Coloured squares, postcards from Aotearoa, singing in the rain, cruising around Melbo, a lyrical video, and a music box adventure.
Like You Crazy “Touch Me”
It’s 2009 and everything is stylish synth-pop. The “Touch Me” video puts Like You Crazy in a white studio, wearing black and white clothes, while a women who is also dressed (mostly) in black and white pouts and poses. But it’s not all monochrome. The video also delivers Warhol-inspired coloured squares, showing the girl and the band against coloured backgrounds. The video isn’t as thrilling as the song, which has been happening a lot with synth-pop tracks of this era. It’s easier to record a sexy, sophisticated synth-pop song, but it’s a lot harder to make a sexy, sophisticated video on a budget.
Director: Haimona Ngata
Nga Taonga Sound & Vision
Minuit, who had been making clever synth-pop and cool videos for years, have their ode to New Zealand, “Aotearoa”. And blessedly they avoid the massive cliche of using South Island mountains, lakes and rivers. Instead the video focuses on the people, starting with archival photos and video of New Zealand, and ending with photos of fans send in to show “who they are as New Zealanders”. There are, of course, a lot of outdoorsy shots, many beaches. It feels like a fully realised music video, and says a lot more about New Zealand than an aerial shot of South Island alluvial plains ever would.
Director: Paul Dodge
This song doesn’t do anything for me, but my instinct was that it would be exactly the sort of song that some people would love, with declarations of how New Zealand music is the best music in the world. YouTube comments confirm this, especially this comment: “Love this song, even more so now that the whole “you’re my home” and not “my hoe” thing is cleared up.”

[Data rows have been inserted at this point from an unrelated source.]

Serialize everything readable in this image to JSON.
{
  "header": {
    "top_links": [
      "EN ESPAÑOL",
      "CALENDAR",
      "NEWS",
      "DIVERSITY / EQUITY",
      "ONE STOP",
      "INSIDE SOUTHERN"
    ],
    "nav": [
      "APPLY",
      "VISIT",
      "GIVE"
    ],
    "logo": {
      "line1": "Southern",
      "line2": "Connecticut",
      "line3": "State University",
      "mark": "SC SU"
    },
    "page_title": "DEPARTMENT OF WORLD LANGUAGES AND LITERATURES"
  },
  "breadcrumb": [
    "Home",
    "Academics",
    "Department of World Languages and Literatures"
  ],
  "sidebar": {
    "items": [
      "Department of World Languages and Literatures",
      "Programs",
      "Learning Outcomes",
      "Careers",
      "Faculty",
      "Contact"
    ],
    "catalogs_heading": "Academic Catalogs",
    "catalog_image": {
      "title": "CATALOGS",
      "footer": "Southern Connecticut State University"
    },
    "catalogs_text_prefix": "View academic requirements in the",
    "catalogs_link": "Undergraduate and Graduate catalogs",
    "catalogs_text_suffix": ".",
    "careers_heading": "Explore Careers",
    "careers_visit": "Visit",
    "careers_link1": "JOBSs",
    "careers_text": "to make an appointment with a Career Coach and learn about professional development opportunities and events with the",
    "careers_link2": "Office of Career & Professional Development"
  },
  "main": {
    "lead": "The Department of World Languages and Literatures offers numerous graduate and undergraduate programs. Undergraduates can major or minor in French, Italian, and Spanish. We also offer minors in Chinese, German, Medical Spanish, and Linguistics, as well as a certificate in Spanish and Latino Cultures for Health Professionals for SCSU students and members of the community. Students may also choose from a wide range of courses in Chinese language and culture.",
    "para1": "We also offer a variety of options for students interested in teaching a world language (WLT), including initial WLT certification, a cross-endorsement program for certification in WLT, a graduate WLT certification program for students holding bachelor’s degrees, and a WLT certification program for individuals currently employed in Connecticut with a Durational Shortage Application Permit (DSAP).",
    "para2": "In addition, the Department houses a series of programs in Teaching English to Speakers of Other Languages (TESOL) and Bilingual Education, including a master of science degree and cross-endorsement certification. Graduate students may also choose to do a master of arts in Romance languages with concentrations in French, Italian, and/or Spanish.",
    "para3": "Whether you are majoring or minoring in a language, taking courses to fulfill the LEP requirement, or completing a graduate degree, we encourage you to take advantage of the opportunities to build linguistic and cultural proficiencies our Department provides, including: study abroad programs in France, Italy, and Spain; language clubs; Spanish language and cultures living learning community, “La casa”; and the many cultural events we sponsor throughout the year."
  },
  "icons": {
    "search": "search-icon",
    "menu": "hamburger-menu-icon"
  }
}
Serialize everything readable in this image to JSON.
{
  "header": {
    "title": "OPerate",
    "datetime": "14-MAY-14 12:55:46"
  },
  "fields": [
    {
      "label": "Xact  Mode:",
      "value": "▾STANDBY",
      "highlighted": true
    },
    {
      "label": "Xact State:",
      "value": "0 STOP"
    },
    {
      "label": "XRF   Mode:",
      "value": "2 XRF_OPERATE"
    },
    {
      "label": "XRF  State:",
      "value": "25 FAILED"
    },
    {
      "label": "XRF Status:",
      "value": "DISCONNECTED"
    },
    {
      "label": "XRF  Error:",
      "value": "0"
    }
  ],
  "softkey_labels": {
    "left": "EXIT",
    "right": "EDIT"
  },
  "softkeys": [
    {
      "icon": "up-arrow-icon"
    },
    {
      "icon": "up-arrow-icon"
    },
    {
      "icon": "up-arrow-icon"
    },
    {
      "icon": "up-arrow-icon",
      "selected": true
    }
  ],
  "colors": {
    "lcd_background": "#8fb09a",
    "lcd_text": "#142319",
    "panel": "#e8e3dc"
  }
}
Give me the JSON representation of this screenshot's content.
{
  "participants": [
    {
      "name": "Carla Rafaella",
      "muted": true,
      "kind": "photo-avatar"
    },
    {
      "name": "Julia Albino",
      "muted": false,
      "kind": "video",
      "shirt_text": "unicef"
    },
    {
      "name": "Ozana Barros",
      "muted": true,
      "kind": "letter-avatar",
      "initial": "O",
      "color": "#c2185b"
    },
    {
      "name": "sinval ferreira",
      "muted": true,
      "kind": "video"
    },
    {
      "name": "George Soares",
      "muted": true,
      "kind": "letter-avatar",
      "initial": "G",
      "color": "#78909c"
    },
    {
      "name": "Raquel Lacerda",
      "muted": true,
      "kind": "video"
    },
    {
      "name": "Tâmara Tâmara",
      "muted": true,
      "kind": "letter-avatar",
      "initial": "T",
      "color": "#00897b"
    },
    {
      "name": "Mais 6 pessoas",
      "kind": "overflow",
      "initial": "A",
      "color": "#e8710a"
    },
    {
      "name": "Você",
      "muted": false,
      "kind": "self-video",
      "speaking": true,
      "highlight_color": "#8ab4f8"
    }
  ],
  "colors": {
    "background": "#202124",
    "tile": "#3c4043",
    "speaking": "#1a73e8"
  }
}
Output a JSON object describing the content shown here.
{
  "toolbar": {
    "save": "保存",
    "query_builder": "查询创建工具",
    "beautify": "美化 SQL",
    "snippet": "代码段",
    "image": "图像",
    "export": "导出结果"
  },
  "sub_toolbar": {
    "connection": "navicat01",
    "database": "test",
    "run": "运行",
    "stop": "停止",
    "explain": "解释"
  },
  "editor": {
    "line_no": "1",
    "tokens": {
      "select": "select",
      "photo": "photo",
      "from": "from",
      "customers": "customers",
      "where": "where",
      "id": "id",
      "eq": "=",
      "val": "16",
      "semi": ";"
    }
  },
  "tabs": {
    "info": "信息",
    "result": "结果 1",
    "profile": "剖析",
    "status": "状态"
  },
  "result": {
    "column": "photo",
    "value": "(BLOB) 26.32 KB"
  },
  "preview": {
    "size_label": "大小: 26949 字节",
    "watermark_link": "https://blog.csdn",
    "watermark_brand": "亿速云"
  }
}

It’s a sweet tune full of hope, and the video keeps it simple. The members of Motocade take turns at lipsyncing the song, and that’s cut together with various shots of the world at large. It’s shot well, it follows the emotion of the song, and it’s hitting the right kind of emotional cues that inspire YouTube comments.
Director: Martha Jeffries
One-Two “Feels Good”
“Feels Good” was the only funding that One-Two had, and I can’t find out anything about them, thanks to their almost ungoogleable name. From the start, their video has a strong this is not New Zealand feeling, and soon its location becomes apparent: Melbourne. It all points to One-Two being based in Melbourne. But the video shot like an Auckland video, not bragging about the overseas location, but trying to polish the hometown into being fancier than it really is.
Over the Atlantic “Drama”
Over the Atlantic has the post-punk “Drama”. The video uses a lot of stop-motion animation, largely based around showing the song lyrics. And oddly enough, it’s the sort of concept that would easily be used as a modern lyric video, a placeholder until the proper video is released. (Though these days, some lyric videos are even fancier than this sort of concept, like Demi and DNCE.) It’s a cute, fun video, and it’s always enjoyable watching the different objects used to create the stop-motion lyrics.
Director: Richard Lord
Rhian Sheehan “Standing in Silence: Part 3”
“Standing in Silence: Part 3” is an animated video that begins inside a music box, with the dots on the barrel perfectly twanging the metal prongs in time with the music. We soon discover that the music box is being played by a cute goblin child out in the idyllic wilderness. The camera swirls around her, gradually moving further away. Eventually it comes to the big bad city, looking empty and abandoned. The music is an instrumental track, that ebbs and flows with emotion, and the video goes along with that.